In 1943 the backyard held a trove of lumber, lead, copper, and various other valuables best traded after dark. The daylight merchandise lay on racks or stacked against the shed like sticks around a bonfire. Nearer to the gate stood the aforementioned van in which the terrifying driver, the left lens of his specs pasted with brown paper, made his expeditions to collect windfall coal or bunny jumpkins or mushies or cackleberries and there were many farms from the Dandenongs to Ballarat where the tall dry man with the cinched-in belt and no bum in his trousers was known and welcomed for no better reason than his nod, his tight-rolled cigarettes, his reassuring companionable way of saying “yairs” (a spelling which misrepresents him in this age where such a thing looks comic). It is said authoritatively that there was no black market in the war.
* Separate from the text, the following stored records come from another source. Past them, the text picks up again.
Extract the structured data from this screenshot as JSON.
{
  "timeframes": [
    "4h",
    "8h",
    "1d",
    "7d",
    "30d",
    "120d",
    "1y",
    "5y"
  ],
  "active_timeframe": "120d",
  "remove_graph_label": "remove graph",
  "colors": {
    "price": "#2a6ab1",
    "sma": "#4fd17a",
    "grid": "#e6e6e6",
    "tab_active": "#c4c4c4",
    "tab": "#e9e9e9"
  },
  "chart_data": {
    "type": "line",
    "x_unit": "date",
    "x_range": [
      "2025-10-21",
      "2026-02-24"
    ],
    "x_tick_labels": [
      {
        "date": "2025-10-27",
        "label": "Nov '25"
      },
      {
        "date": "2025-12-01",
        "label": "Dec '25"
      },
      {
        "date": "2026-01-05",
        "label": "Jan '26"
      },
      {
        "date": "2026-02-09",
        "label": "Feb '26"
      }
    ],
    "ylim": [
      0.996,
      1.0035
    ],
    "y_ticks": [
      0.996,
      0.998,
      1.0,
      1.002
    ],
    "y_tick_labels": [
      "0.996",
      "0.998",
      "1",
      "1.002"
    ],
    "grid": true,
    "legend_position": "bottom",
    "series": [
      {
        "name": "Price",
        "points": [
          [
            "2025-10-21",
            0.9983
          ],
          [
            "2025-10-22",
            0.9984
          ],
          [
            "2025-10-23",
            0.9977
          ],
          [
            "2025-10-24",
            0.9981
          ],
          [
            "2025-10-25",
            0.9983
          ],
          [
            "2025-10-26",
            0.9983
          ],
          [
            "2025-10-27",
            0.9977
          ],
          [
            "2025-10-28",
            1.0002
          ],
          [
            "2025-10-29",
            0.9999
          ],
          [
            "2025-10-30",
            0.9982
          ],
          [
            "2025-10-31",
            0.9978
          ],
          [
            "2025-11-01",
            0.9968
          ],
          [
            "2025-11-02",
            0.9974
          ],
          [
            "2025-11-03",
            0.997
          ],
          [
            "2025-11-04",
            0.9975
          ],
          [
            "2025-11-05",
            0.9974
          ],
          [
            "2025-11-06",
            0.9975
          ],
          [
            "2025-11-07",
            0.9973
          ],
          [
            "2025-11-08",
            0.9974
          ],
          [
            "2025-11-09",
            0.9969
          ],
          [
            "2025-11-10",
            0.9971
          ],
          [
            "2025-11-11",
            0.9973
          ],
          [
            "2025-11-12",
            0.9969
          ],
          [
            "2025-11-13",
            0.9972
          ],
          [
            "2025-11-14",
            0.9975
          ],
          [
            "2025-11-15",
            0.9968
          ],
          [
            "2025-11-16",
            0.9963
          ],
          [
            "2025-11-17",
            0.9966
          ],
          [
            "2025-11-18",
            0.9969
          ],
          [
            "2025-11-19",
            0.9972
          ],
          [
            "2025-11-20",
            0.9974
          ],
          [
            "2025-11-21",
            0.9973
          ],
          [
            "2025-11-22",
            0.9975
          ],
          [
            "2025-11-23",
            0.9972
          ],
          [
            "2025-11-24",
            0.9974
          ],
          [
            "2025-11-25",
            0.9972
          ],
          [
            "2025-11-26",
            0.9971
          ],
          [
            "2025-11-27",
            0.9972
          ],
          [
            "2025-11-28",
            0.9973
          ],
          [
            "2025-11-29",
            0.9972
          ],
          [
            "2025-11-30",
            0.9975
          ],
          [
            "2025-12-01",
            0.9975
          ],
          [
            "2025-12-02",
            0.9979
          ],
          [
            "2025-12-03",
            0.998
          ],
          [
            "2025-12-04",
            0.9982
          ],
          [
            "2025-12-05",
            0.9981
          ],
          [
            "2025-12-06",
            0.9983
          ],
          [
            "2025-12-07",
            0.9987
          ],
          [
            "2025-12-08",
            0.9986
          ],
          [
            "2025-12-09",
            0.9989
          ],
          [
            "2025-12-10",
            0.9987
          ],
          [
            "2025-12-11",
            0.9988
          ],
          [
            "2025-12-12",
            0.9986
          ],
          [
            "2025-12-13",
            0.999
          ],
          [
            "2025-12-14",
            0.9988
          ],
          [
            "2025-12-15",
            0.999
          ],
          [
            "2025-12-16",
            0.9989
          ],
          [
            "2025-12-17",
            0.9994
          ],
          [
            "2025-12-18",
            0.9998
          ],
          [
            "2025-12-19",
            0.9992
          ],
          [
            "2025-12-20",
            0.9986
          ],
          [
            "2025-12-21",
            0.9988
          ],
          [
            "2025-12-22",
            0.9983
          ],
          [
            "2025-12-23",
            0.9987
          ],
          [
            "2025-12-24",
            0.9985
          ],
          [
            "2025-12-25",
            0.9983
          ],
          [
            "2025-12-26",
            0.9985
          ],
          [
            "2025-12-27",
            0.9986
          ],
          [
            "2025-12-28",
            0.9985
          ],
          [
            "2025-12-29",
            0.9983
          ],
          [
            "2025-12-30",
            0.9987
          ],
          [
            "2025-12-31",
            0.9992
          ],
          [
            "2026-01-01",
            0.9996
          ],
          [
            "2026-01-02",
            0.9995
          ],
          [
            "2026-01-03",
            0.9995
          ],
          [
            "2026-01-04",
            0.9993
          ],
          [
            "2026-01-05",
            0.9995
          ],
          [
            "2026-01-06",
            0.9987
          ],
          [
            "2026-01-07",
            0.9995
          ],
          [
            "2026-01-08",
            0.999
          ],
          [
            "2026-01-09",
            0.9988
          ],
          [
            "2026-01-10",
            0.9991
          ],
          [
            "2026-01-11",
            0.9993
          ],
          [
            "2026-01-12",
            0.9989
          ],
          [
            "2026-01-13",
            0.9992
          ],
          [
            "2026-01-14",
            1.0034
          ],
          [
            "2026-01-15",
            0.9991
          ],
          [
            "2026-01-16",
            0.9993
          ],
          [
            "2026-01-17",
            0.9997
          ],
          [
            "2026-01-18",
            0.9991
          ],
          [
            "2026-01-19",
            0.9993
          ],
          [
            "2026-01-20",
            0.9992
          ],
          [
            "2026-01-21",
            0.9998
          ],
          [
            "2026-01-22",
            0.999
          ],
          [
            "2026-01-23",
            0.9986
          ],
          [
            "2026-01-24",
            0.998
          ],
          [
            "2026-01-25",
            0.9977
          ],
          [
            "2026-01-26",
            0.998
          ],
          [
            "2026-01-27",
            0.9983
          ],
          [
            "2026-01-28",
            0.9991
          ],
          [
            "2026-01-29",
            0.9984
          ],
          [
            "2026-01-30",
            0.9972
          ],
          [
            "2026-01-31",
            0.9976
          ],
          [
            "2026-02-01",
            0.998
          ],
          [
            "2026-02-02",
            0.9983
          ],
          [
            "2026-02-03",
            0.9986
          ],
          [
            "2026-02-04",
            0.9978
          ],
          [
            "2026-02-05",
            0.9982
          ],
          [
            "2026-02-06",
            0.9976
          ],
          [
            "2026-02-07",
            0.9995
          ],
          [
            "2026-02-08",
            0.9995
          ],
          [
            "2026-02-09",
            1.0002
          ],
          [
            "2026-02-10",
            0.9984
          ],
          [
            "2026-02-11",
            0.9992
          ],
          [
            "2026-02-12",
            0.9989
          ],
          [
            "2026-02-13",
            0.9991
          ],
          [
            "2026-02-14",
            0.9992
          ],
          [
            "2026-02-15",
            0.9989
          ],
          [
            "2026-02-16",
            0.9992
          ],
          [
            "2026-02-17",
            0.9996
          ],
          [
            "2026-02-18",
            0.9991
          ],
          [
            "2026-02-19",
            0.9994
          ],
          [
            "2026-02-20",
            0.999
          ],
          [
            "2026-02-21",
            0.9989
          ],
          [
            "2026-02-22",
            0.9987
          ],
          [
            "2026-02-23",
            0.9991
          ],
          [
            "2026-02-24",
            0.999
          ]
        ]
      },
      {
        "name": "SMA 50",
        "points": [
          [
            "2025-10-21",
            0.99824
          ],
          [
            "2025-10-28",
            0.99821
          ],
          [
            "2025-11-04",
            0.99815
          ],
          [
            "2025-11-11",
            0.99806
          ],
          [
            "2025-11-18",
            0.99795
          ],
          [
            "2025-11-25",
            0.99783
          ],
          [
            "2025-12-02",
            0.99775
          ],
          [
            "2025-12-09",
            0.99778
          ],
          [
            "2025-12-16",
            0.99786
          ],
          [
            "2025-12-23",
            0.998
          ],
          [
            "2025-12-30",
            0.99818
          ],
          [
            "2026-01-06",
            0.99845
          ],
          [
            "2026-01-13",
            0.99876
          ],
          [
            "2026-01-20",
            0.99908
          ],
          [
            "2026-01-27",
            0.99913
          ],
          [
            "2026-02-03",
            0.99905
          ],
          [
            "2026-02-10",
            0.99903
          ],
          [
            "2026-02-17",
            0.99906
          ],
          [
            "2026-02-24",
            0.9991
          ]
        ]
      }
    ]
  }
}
Doris found her future half hidden by a bamboo thicket, behind Mr. Neville’s cast-iron gate.
As it was now noon the master of the house had just risen. He appeared at the front door with his first hand-rolled cigarette in the corner of his mouth, his slitted eyes peering through the smoke. He had a high nose, a long chin. His hollow cheeks were shining from the razor.
He accepted the crumpled envelope without a word. Having no sight in one eye, he read the two pages lopsidedly. Then he considered the subject of the letter.
“You don’t drive I suppose?”
“Does it say I do?”
“No.” He folded the envelope once and then twice, making it much smaller than was needed to accommodate it in the pocket of his khaki shirt. “Not exactly, no.”
“Why do you ask?”
He paused. “Is he happy then, your Mr. Clive?”
“Does he say?”
“Is he lonely?”
“I wouldn’t know about that.”
“But he must have friends. Doris?”
“Yes, I’m Doris. What does he say about me?”
“He’s a silly bugger our Clive. He has nothing to audition for except a role he is too nervous to accept.”
“He said you were a nice man.”
“Did he, darls?”
“Yes, he did.”
“Are you in trouble, love?”
“I must be the consolation prize,” she said.
Mr. Neville pursed his lips and she saw that she had somehow hurt him.
“My, look at you,” he said. “Is that a baby boy?”
“I don’t know yet.”
“Can I eat him when he’s cooked?”
He said that to pay her back. Why not? She was a cast-out tart with her stomach and her bosoms growing tight inside her dress. “I’m so sorry.”
“Come in, come in by all means,” said Mr. Neville, backing down into the darkness.
“I’m so sorry,” she said, inside the hall of Balmoral, with tears washing down her cheeks. “I’m sorry.”
“Here you are, love, first door on the left, here.”
Doris felt all the cold of Melbourne autumn in the walls.
“Here we go, here we go. Just as his nibs left it.”
And he rushed ahead into a room such as she would never have expected. It was the window-dresser’s bedroom, with pink silk bed and pink pillows and bows tied in the padded bedhead. Mr. Neville laid her poor old port directly on the lovely quilt.
“He must have expected you,” he said, and squinted over his fragrant rollie and shoved his big dry hands in his back pockets so his shoulders bent towards her.